Inertia by definition is “a property of matter by which it continues in its existing state of rest or uniform motion in a straight line, unless that state is changed by an external force.”
About three weeks ago Ellen and I began a new contract in the Pacific Northwest working in home health for a large clunky bureaucratic hospital system. And like most large clunky bureaucratic hospital systems they have a large clunky bureaucratic documentation system.
Bureaucratic: overly concerned with procedure at the expense of efficiency or common sense.
From what we can tell, they seem tailor made for one another. The only weakness in this comparison is that while the hospital system thrives and continues a steamroll like expansion, providing excellent care to the residents it serves, the documentation system ever teeters on the brink of crashing (twice in three weeks for me), wobbling on its foundation of process and structure, and endless required boxes to click.
Now, I understand why the system was built the way it is. Required click boxes create a nice report that has all of the CMS and JCAHO mandatory bits and pieces. I’s dotted and T’s crossed. By removing the possibility of clinician error, the system ensures compliance with every note painstakingly finalized.
Here’s the rub. By forcing clinicians to click all of the right boxes, it eliminates the possibility of a therapist “thinking outside of the box.” (Sorry) And if you are reading this, I would assume you are somewhat familiar with the influence that Dustin Jones and others have stressed to the home health community to STOP THINKING INSIDE THE BOX! Personally I try to fight this as well, even my most popular article runs in the same vein.
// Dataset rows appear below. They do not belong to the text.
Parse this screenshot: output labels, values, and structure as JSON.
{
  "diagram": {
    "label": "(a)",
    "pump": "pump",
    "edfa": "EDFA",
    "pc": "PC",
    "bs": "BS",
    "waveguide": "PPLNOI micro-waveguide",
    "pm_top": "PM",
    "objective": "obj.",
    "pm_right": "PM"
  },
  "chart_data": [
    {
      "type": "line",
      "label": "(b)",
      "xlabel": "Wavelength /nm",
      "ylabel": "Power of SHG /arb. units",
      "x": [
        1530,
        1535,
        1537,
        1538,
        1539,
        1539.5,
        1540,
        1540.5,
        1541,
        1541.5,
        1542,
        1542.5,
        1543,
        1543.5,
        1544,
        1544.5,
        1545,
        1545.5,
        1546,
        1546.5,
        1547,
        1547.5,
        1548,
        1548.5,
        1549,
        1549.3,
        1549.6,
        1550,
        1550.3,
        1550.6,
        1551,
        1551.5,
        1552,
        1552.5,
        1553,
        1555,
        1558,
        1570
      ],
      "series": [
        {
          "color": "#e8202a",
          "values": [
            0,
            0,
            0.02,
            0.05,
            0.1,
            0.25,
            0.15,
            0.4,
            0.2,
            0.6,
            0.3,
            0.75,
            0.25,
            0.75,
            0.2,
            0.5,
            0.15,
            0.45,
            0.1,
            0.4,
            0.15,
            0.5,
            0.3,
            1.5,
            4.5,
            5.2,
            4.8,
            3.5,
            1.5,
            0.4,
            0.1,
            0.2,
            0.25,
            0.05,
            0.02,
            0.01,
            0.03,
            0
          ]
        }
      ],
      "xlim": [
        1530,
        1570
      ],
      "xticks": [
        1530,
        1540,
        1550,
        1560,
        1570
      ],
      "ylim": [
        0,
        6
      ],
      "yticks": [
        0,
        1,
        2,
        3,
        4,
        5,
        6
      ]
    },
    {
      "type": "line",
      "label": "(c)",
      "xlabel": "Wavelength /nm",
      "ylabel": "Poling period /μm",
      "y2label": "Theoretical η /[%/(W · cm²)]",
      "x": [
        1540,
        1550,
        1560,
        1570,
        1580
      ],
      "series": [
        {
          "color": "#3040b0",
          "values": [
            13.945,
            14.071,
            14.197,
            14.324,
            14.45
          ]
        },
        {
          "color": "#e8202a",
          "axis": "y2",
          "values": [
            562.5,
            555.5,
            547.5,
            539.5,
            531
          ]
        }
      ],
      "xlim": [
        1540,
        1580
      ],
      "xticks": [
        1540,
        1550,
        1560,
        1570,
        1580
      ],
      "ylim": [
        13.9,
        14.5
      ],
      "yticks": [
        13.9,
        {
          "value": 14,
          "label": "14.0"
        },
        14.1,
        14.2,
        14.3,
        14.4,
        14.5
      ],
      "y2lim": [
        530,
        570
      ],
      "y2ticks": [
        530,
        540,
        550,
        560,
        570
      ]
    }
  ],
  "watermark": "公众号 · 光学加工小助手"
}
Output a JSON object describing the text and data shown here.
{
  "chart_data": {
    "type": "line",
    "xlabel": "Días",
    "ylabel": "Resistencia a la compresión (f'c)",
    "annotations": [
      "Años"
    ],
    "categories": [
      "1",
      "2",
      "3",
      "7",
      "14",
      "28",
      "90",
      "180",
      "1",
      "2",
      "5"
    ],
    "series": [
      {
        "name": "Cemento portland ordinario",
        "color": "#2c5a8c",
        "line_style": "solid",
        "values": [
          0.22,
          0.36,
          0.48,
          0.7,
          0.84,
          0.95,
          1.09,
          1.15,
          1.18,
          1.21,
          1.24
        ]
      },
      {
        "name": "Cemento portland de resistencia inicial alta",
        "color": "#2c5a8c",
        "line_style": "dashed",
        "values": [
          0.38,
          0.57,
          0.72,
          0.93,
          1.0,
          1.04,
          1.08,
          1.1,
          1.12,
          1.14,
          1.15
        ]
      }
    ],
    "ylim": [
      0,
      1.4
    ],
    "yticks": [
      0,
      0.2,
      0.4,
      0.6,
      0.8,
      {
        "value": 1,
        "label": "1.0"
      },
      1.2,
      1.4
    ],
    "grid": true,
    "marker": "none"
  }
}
Just the other day I found myself in a clients home thinking, “I know this guy needs to do a dot agility drill, but there is nowhere to document that” and “there isn’t a box for that so maybe I should do something else with him instead.” You see, my problem is that I have been a therapist long enough to know the expected treatment, and what has unfortunately become “industry standard” amongst much of home health community. MED – “minimum expected documentation” (as opposed to “minimum effective dose”) can insidiously become the driver behind patient care as we all are inundated with additional responsibilities and declining reimbursements. Sometimes it is simpler to swim with the current rather than against. The status quo is so easy!
Frustrated and overwhelmed by arduous and redundant computer systems, while valid feelings, are still never excuse enough to alter patient care. As obvious as this sounds, prior to this experience, I had never actually found myself confronted with this sort of dilemma face to face. Should I take the path of least resistance and do the same under-stimulating questionably effective treatment that the clinician before me had been doing for the previous three weeks? Or do I progress into the realm of the uncommon and uncomfortable, teasing out the proprioceptive and neuromuscular adaptations this client needs so dearly?
Documentation is a drag. No way around it. But as we collectively attempt to improve the reputation and clinical outcomes of home health patients, it is essential to continue placing patient needs above our own. Computer systems all have their limitations, but they should never limit what we do for our clients.
Fortunately in this case I fought the urge to take the path of least resistance. Despite knowing the documentation was going to be a bear, I knew what my patient needed most in that moment. With my resolve restored I grabbed the blue painters tape from the supply bag and laid out a makeshift dot matrix on my clients living room floor and continued with what turned into a breakthrough session.
To steal a phrase from Neil Maltby “Be more human. Less robot.”